Understanding Randomness Chapter 11 Understanding Randomness Copyright © 2010 Pearson Education, Inc.

Why Be Random? What is it about chance outcomes being random that makes random selection seem fair? Two things: Nobody can guess the outcome before it happens. When we want things to be fair, usually some underlying set of outcomes will be equally likely (although in many games some combinations of outcomes are more likely than others).

Why Be Random? (cont.) Example: Pick “heads” or “tails.” Flip a fair coin. Does the outcome match your choice? Did you know before flipping the coin whether or not it would match?

Why Be Random? (cont.) Statisticians don’t think of randomness as the annoying tendency of things to be unpredictable or haphazard. Statisticians use randomness as a tool. But, truly random values are surprisingly hard to get…

It’s Not Easy Being Random It’s surprisingly difficult to generate random values even when they’re equally likely. Computers have become a popular way to generate random numbers. Even though they often do much better than humans, computers can’t generate truly random numbers either. Since computers follow programs, the “random” numbers we get from computers are really pseudorandom. Fortunately, pseudorandom values are good enough for most purposes.
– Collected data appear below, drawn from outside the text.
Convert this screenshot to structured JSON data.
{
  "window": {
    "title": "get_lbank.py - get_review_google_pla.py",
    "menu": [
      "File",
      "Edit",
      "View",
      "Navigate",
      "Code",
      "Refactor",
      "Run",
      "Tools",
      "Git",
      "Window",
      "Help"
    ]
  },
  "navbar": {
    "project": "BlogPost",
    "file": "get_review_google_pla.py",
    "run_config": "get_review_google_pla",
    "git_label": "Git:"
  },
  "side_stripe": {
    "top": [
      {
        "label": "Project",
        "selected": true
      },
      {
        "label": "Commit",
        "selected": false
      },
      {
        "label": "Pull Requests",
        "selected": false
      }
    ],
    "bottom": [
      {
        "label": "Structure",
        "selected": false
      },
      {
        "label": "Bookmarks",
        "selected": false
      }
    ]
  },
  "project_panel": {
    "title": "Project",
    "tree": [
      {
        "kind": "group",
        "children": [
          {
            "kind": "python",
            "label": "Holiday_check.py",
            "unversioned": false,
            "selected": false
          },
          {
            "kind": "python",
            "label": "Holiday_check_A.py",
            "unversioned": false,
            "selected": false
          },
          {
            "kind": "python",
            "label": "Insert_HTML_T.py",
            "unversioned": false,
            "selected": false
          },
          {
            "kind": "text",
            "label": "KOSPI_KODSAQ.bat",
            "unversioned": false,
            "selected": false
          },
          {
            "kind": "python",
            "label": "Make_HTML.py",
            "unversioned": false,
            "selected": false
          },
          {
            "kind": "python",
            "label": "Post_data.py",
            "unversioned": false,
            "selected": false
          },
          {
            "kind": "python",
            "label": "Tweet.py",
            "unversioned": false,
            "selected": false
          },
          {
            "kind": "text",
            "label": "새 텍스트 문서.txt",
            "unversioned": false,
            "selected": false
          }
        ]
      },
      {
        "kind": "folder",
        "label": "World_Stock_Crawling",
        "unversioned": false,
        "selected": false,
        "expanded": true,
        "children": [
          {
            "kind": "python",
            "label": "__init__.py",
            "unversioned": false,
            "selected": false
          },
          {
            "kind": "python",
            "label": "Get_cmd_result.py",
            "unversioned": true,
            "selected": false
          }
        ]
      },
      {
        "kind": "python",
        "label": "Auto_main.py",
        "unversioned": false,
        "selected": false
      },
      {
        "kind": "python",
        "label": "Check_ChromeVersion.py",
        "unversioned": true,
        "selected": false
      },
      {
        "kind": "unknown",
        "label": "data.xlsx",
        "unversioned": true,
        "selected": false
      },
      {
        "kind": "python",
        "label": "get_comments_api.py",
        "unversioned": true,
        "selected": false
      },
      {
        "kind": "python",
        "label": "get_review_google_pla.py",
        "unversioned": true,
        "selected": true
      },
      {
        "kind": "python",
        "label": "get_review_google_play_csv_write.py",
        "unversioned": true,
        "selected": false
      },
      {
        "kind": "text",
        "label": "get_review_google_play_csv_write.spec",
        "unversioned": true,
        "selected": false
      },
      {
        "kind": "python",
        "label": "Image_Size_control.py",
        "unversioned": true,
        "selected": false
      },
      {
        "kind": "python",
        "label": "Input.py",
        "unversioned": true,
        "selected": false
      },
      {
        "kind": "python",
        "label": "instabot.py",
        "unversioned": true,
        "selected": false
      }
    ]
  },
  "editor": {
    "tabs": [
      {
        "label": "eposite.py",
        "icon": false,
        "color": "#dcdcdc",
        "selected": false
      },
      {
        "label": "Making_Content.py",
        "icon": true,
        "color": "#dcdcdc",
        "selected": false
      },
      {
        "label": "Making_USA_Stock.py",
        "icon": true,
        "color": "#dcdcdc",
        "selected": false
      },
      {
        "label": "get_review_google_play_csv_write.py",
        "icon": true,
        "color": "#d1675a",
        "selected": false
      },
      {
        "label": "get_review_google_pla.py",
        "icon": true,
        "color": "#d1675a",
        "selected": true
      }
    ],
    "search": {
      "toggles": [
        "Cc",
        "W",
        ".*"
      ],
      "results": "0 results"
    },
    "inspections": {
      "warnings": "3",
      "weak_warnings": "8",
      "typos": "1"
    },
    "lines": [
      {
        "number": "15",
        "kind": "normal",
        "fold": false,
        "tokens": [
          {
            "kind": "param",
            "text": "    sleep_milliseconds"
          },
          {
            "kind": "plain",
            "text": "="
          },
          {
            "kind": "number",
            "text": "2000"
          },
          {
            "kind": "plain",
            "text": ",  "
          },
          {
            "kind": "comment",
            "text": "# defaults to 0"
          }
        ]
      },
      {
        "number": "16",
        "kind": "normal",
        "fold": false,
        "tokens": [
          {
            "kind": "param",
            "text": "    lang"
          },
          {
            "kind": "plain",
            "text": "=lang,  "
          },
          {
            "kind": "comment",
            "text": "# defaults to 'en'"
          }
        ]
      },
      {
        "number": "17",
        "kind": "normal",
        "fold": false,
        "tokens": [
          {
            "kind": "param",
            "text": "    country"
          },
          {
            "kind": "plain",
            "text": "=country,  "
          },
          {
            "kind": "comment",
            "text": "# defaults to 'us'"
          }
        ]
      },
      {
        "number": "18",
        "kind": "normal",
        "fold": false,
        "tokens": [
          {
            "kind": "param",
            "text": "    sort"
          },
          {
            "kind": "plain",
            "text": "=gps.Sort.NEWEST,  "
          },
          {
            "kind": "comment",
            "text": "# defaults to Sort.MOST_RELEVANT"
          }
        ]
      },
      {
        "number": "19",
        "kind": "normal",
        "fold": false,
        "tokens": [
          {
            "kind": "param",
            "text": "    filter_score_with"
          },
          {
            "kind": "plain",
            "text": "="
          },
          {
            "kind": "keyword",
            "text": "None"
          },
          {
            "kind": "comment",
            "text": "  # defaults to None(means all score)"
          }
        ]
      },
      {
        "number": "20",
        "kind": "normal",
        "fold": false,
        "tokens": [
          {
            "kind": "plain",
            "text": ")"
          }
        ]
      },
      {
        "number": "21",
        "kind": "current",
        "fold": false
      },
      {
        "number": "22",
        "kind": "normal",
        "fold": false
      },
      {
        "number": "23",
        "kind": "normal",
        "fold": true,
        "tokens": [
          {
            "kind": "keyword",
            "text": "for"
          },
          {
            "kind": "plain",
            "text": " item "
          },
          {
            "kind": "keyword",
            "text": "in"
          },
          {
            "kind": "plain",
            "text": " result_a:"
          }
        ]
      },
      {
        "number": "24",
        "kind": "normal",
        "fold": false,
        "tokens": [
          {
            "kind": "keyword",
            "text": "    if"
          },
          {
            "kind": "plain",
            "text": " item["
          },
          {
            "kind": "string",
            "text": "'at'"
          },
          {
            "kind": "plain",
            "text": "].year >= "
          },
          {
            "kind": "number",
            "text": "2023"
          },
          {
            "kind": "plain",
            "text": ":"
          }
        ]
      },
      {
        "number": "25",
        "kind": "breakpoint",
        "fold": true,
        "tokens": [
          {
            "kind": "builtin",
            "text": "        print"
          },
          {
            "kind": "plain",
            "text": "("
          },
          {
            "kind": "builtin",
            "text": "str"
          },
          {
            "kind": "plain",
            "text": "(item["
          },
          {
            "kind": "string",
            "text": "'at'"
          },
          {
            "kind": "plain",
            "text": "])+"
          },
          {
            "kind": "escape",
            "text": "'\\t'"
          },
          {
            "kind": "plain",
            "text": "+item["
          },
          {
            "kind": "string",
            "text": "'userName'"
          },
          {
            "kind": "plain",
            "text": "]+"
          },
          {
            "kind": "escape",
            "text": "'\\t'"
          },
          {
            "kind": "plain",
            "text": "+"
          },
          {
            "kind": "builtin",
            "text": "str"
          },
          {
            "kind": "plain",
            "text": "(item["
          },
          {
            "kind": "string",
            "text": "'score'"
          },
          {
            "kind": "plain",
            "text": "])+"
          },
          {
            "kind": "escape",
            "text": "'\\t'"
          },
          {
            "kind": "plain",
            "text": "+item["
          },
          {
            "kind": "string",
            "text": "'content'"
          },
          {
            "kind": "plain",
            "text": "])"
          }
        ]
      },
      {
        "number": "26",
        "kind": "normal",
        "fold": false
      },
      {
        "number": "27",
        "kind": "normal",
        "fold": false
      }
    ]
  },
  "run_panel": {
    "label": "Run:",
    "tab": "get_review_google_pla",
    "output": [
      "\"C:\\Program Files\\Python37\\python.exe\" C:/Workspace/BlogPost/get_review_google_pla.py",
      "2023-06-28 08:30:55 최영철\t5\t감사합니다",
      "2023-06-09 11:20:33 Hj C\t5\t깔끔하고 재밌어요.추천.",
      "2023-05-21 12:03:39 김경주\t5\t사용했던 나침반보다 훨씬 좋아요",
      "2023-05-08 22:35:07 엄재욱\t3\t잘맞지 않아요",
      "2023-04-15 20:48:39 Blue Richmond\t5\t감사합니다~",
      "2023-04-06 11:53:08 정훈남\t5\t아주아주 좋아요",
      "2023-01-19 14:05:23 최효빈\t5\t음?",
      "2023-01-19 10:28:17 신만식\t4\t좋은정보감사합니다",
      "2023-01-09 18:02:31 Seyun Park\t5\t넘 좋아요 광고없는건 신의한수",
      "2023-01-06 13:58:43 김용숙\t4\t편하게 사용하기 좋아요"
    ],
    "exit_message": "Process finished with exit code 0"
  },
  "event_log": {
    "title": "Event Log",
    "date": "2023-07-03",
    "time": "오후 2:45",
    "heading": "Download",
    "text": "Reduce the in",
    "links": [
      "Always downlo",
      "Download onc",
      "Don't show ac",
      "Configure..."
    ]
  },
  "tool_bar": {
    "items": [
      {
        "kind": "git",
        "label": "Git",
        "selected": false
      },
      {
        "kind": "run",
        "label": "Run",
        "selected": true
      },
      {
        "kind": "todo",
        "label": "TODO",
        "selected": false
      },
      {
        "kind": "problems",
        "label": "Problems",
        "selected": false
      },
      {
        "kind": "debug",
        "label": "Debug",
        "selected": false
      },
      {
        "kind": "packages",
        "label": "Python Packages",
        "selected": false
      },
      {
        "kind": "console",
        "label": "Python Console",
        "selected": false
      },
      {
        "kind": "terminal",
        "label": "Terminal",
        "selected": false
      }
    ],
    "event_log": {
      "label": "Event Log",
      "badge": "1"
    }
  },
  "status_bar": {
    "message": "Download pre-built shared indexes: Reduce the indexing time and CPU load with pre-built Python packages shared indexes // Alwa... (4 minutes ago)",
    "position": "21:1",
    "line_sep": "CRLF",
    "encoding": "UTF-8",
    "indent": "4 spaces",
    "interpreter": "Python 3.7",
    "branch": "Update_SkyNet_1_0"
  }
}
It’s Not Easy Being Random (cont.) There are ways to generate random numbers so that they are both equally likely and truly random. The best ways we know to generate data that give a fair and accurate picture of the world rely on randomness, and the ways in which we draw conclusions from those data depend on the randomness, too.

Practical Randomness We need an imitation of a real process so we can manipulate and control it. In short, we are going to simulate reality.

A Simulation The sequence of events we want to investigate is called a trial. The basic building block of a simulation is called a component. Trials usually involve several components. After the trial, we record what happened—our response variable. There are seven steps to a simulation…

Simulation Steps Identify the component to be repeated. Explain how you will model the component’s outcome. Explain how you will combine the components to model a trial. State clearly what the response variable is. Run several trials. Collect and summarize the results of all the trials. State your conclusion.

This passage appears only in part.